Im Oktober 2008 wurde sie mit dem Bundesverdienstkreuz I. Klasse geehrt. In der Begründung heißt es „Viele ihrer Familienangehörigen wurden von den National-Sozialisten ermordet. Sie überlebte, weil sie im KZ Auschwitz Aufnahme in das Mädchenorchester fand und später im Frauen-KZ Ravensbrück Zwangsarbeit Leistete. Es ist ihr ein wichtiges Anliegen, besonders junge Menschen über den Nazi-Terror und den Rechtsextremismus aufzuklären.“

Antifaschistisches Engagement

Im Juni 2009 wurde das gemeinsame Album Per La Vita (Für das Leben) von Esther, Edna sowie Joram Bejarano und Microphone Mafia veröffentlicht. Die Tochter Edna Bejarano war zu Anfang der 1970er Jahre Sängerin der deutschen Rockgruppe The Rattles. 2010 wurde Esther Bejarano für ihr antifaschistisches Engagement mit der Herbert-Wehner-Medaille der Gewerkschaft ver.di Hamburg ausgezeichnet. Anlässlich des Internationalen Frauentags 2012 verlieh ihr die Partei Die Linke den Clara-Zetkin-Frauenpreis für ihr Lebenswerk.
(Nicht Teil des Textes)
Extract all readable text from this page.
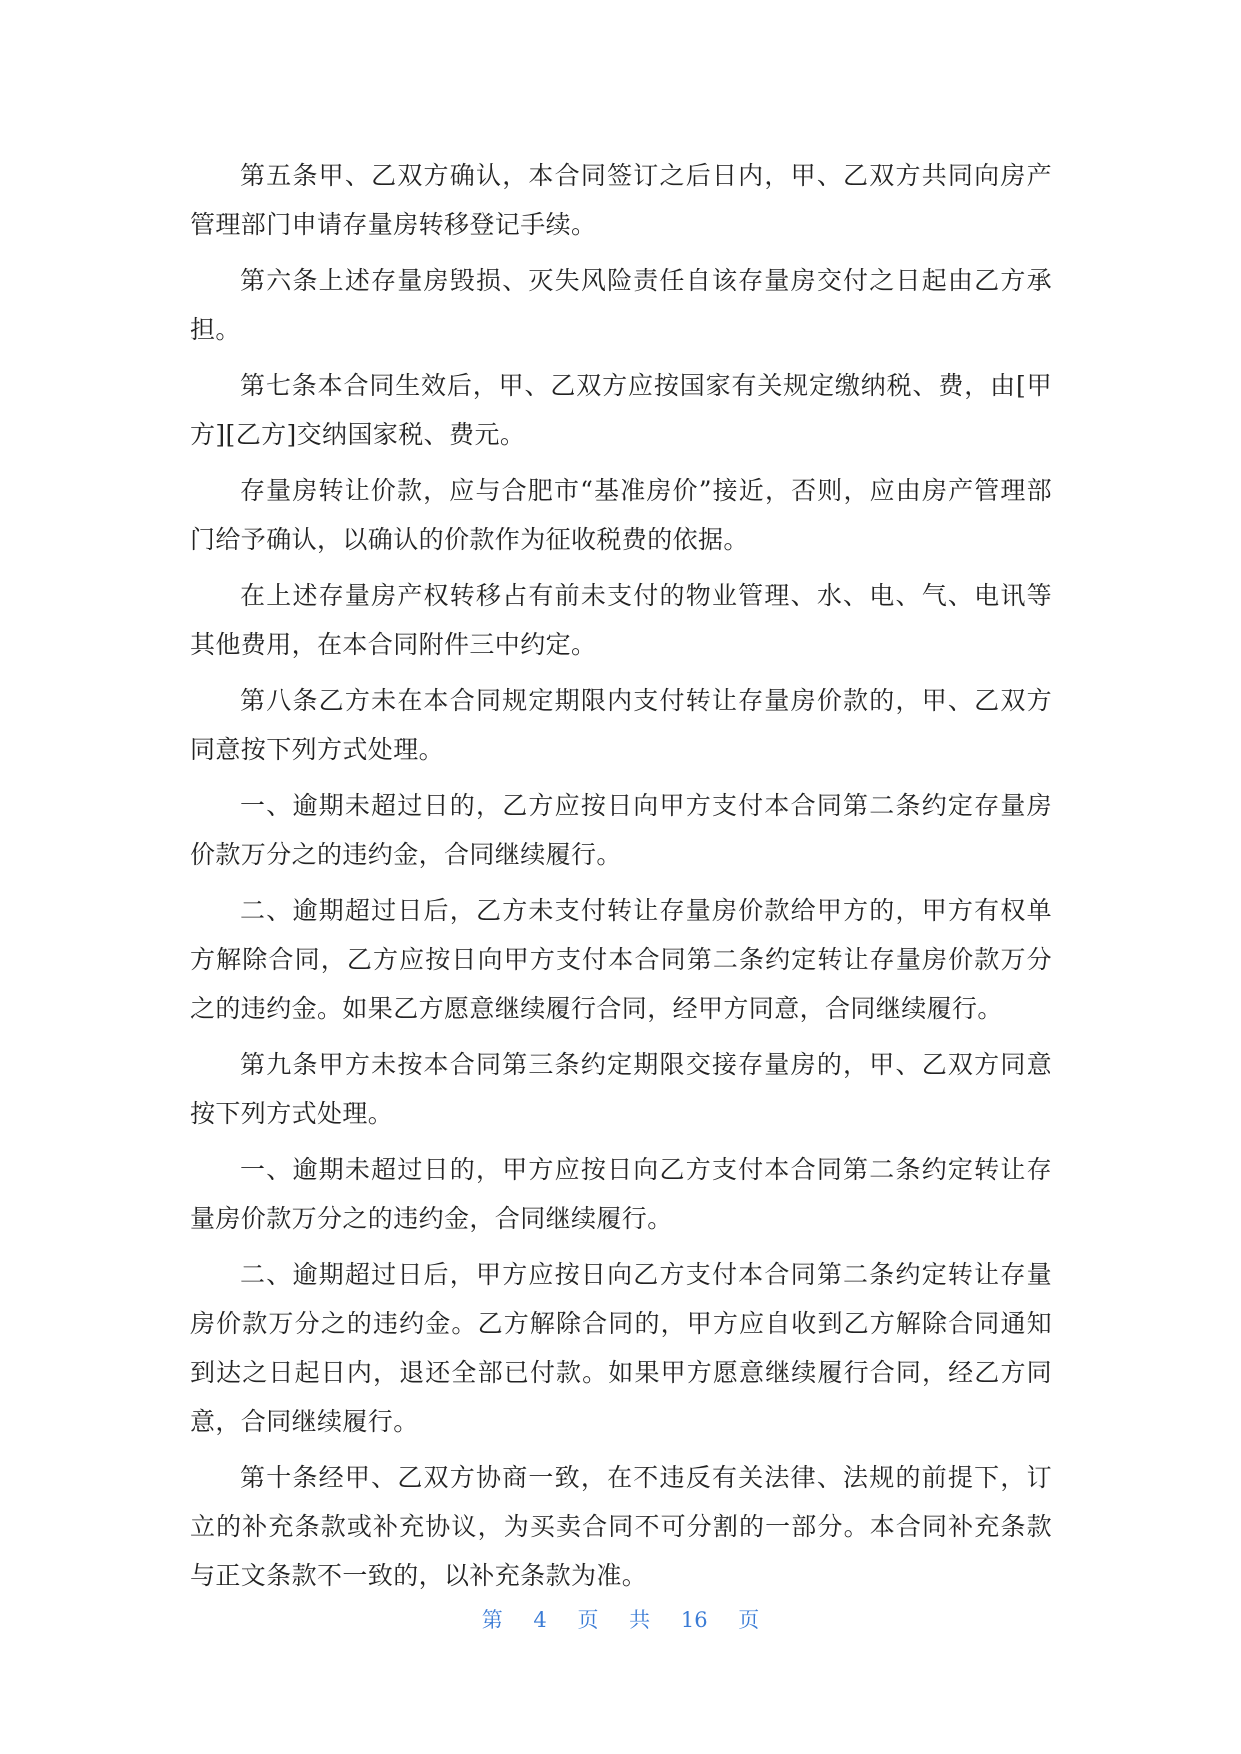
第五条甲、乙双方确认，本合同签订之后日内，甲、乙双方共同向房产管理部门申请存量房转移登记手续。

第六条上述存量房毁损、灭失风险责任自该存量房交付之日起由乙方承担。

第七条本合同生效后，甲、乙双方应按国家有关规定缴纳税、费，由[甲方][乙方]交纳国家税、费元。

存量房转让价款，应与合肥市“基准房价”接近，否则，应由房产管理部门给予确认，以确认的价款作为征收税费的依据。

在上述存量房产权转移占有前未支付的物业管理、水、电、气、电讯等其他费用，在本合同附件三中约定。

第八条乙方未在本合同规定期限内支付转让存量房价款的，甲、乙双方同意按下列方式处理。

一、逾期未超过日的，乙方应按日向甲方支付本合同第二条约定存量房价款万分之的违约金，合同继续履行。

二、逾期超过日后，乙方未支付转让存量房价款给甲方的，甲方有权单方解除合同，乙方应按日向甲方支付本合同第二条约定转让存量房价款万分之的违约金。如果乙方愿意继续履行合同，经甲方同意，合同继续履行。

第九条甲方未按本合同第三条约定期限交接存量房的，甲、乙双方同意按下列方式处理。

一、逾期未超过日的，甲方应按日向乙方支付本合同第二条约定转让存量房价款万分之的违约金，合同继续履行。

二、逾期超过日后，甲方应按日向乙方支付本合同第二条约定转让存量房价款万分之的违约金。乙方解除合同的，甲方应自收到乙方解除合同通知到达之日起日内，退还全部已付款。如果甲方愿意继续履行合同，经乙方同意，合同继续履行。

第十条经甲、乙双方协商一致，在不违反有关法律、法规的前提下，订立的补充条款或补充协议，为买卖合同不可分割的一部分。本合同补充条款与正文条款不一致的，以补充条款为准。

第 4 页 共 16 页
Am 26. April 2012 erhielt sie das Große Bundesverdienstkreuz. 2013 wurde sie von der Stiftung Ethik & Ökonomie mit dem Blue Planet Award ausgezeichnet. 2014 erhielt sie den Giesberts-Lewin-Preis der Kölnischen Gesellschaft für Christlich-Jüdische Zusammenarbeit und wurde zur Ehrenbürgerin der Stadt Saarlouis anlässlich ihres 90. Geburtstages.

Es folgten 2016 der Preis für Solidarität und Menschenwürde des BüSGM und 2019 die Ehrendenkmünze in Gold, verliehen vom Hamburger Senat. Im Jahr 2020 wurde die Gemeinschaftsschule in Wiesloch nach Esther Bejarano benannt und sie erhielt den Hermann-Maas-Preis für ihren Einsatz gegen Rassismus und Ausgrenzung sowie ihr politisches Engagement.